Recognizing that fact is the best way for a teacher who might not be able to relate so directly to the children’s experiences to connect, Grossman said.

“Show an interest. Just showing an interest in a kid is mentoring a kid,” he said. “By another adult just showing that interest — ‘Hey? What’s going on this weekend? You have a baseball game I can come watch?’ and going — that creates the mentoring process, I think.”

If there’s one thing he’d like to hear a little more in the city and the schools, he said it’s “Thank you.”
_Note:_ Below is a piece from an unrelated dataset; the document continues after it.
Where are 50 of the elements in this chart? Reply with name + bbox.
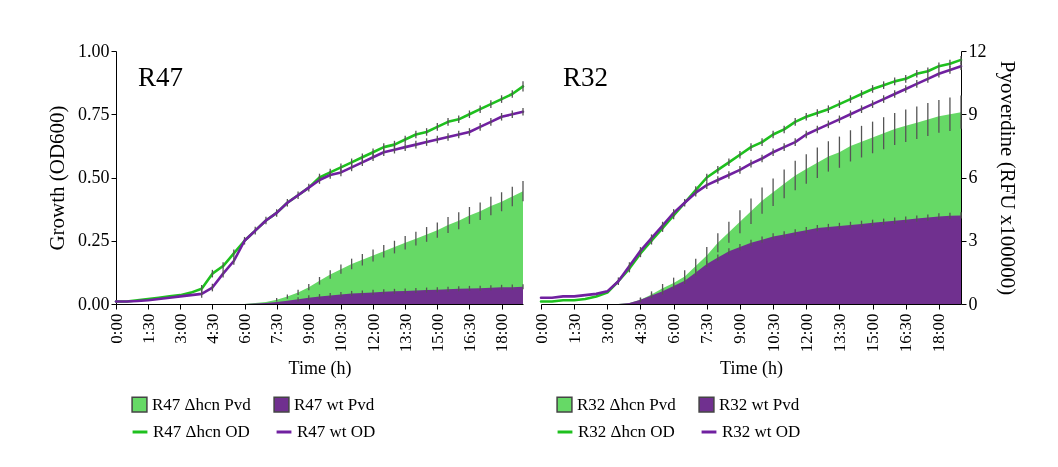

“I make sure to tell these kids thank you for doing their work, thank you for doing what I asked, thanks for coming to class on time. I would encourage everyone else out there to find a teacher to say thank you to, because we need that. We need to know that we’re doing a good job by the children. Thank you is a word that’s used very little nowadays, I feel, so I tend to use it more with my kids,” he said.

“So I think all teachers in all the schools in Lynchburg City would appreciate just a ‘thank you’ now and then, from a parent or someone in the community to let us know that we’re doing the right thing. … And appreciate the kids. They’re working hard, they’re doing their best.”